In an attached “declaration,” York said she called one customer using publicly available information to inform him of her move to a firm that uses Schwab and TD Ameritrade as custodians, adding that he quickly expressed his allegiance to Fidelity.
Fidelity asserted that the contact violated non-solicitation clauses in York’s employment agreement and noted that she had information on accounts with about $564 million.
Riffer argued that advisors in California are permitted to contact former customers to announce new job affiliations under under the state’s unfair competition statute. The nonsolicitation clauses of her employment contract were “illegal and unenforceable,” he wrote, and asked the court to require Fidelity to post a bond to compensate his clients for damages they would sustain “if they are wrongfully enjoined.”
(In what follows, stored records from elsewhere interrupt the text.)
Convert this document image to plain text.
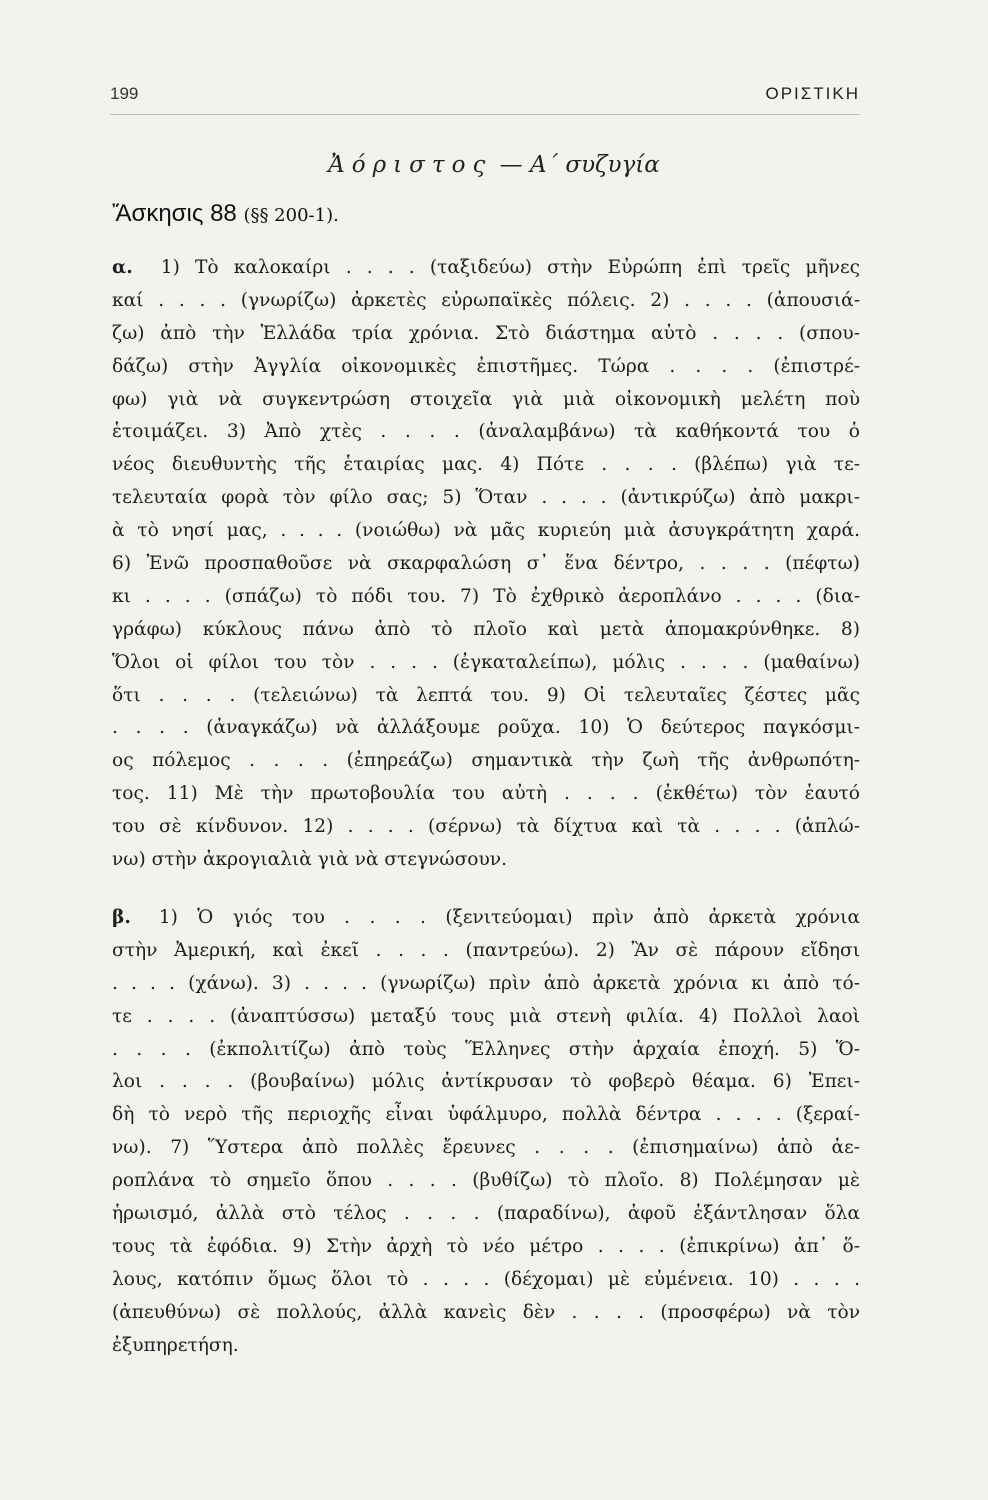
199	ΟΡΙΣΤΙΚΗ
Ἀόριστος — Α΄ συζυγία
Ἄσκησις 88 (§§ 200-1).
α. 1) Τὸ καλοκαίρι . . . . (ταξιδεύω) στὴν Εὐρώπη ἐπὶ τρεῖς μῆνες
καί . . . . (γνωρίζω) ἀρκετὲς εὐρωπαϊκὲς πόλεις. 2) . . . . (ἀπουσιά-
ζω) ἀπὸ τὴν Ἑλλάδα τρία χρόνια. Στὸ διάστημα αὐτὸ . . . . (σπου-
δάζω) στὴν Ἀγγλία οἰκονομικὲς ἐπιστῆμες. Τώρα . . . . (ἐπιστρέ-
φω) γιὰ νὰ συγκεντρώση στοιχεῖα γιὰ μιὰ οἰκονομικὴ μελέτη ποὺ
ἑτοιμάζει. 3) Ἀπὸ χτὲς . . . . (ἀναλαμβάνω) τὰ καθήκοντά του ὁ
νέος διευθυντὴς τῆς ἑταιρίας μας. 4) Πότε . . . . (βλέπω) γιὰ τε-
τελευταία φορὰ τὸν φίλο σας; 5) Ὅταν . . . . (ἀντικρύζω) ἀπὸ μακρι-
ὰ τὸ νησί μας, . . . . (νοιώθω) νὰ μᾶς κυριεύη μιὰ ἀσυγκράτητη χαρά.
6) Ἐνῶ προσπαθοῦσε νὰ σκαρφαλώση σ᾽ ἕνα δέντρο, . . . . (πέφτω)
κι . . . . (σπάζω) τὸ πόδι του. 7) Τὸ ἐχθρικὸ ἀεροπλάνο . . . . (δια-
γράφω) κύκλους πάνω ἀπὸ τὸ πλοῖο καὶ μετὰ ἀπομακρύνθηκε. 8)
Ὅλοι οἱ φίλοι του τὸν . . . . (ἐγκαταλείπω), μόλις . . . . (μαθαίνω)
ὅτι . . . . (τελειώνω) τὰ λεπτά του. 9) Οἱ τελευταῖες ζέστες μᾶς
. . . . (ἀναγκάζω) νὰ ἀλλάξουμε ροῦχα. 10) Ὁ δεύτερος παγκόσμι-
ος πόλεμος . . . . (ἐπηρεάζω) σημαντικὰ τὴν ζωὴ τῆς ἀνθρωπότη-
τος. 11) Μὲ τὴν πρωτοβουλία του αὐτὴ . . . . (ἐκθέτω) τὸν ἑαυτό
του σὲ κίνδυνον. 12) . . . . (σέρνω) τὰ δίχτυα καὶ τὰ . . . . (ἁπλώ-
νω) στὴν ἀκρογιαλιὰ γιὰ νὰ στεγνώσουν.
β. 1) Ὁ γιός του . . . . (ξενιτεύομαι) πρὶν ἀπὸ ἀρκετὰ χρόνια
στὴν Ἀμερική, καὶ ἐκεῖ . . . . (παντρεύω). 2) Ἂν σὲ πάρουν εἴδησι
. . . . (χάνω). 3) . . . . (γνωρίζω) πρὶν ἀπὸ ἀρκετὰ χρόνια κι ἀπὸ τό-
τε . . . . (ἀναπτύσσω) μεταξύ τους μιὰ στενὴ φιλία. 4) Πολλοὶ λαοὶ
. . . . (ἐκπολιτίζω) ἀπὸ τοὺς Ἕλληνες στὴν ἀρχαία ἐποχή. 5) Ὅ-
λοι . . . . (βουβαίνω) μόλις ἀντίκρυσαν τὸ φοβερὸ θέαμα. 6) Ἐπει-
δὴ τὸ νερὸ τῆς περιοχῆς εἶναι ὑφάλμυρο, πολλὰ δέντρα . . . . (ξεραί-
νω). 7) Ὕστερα ἀπὸ πολλὲς ἔρευνες . . . . (ἐπισημαίνω) ἀπὸ ἀε-
ροπλάνα τὸ σημεῖο ὅπου . . . . (βυθίζω) τὸ πλοῖο. 8) Πολέμησαν μὲ
ἡρωισμό, ἀλλὰ στὸ τέλος . . . . (παραδίνω), ἀφοῦ ἐξάντλησαν ὅλα
τους τὰ ἐφόδια. 9) Στὴν ἀρχὴ τὸ νέο μέτρο . . . . (ἐπικρίνω) ἀπ᾽ ὅ-
λους, κατόπιν ὅμως ὅλοι τὸ . . . . (δέχομαι) μὲ εὐμένεια. 10) . . . .
(ἀπευθύνω) σὲ πολλούς, ἀλλὰ κανεὶς δὲν . . . . (προσφέρω) νὰ τὸν
ἐξυπηρετήση.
His filing also accused Fidelity of trying to “manufacture a fire” by filing an ex parte petition that gave York and Cypress little time to respond.
York wrote that she retired in June “earlier than I preferred because of the hostile work environment” she experienced. She claimed that she anonymously gave a negative valuation of her manager, and that he told other employees at a meeting which she did not attend that he knew who had complained.
After she reported his alleged remarks on an internal “chairman’s line,” a Fidelity employee relations specialist discussed her complaint with the manager’s supervisor, according to her declaration.
Fidelity, which is not a member of the Protocol for Broker Recruiting, declined to discuss specifics of the case. Fidelity earlier this month sought an injunction that would require a broker who joined Morgan Stanley in Florida to return customer data and to stop solicitations.
Large discount firms, bank-branch-centered firms and even small RIAs have stepped up attempts to prevent exiting brokers from calling former clients as they restart their practices, adopting litigation tactics developed years ago by wirehouses such as Merrill Lynch to intimidate brokers from jumping ship.
The lawsuits and arbitrations also come as discount firms in recent weeks escalated a pricing war that have taken commissions to zero. Like their full-service competitors, the discounters are increasingly promoting fee-based advisory accounts that yield revenue irrespective of customers’ interest in trading.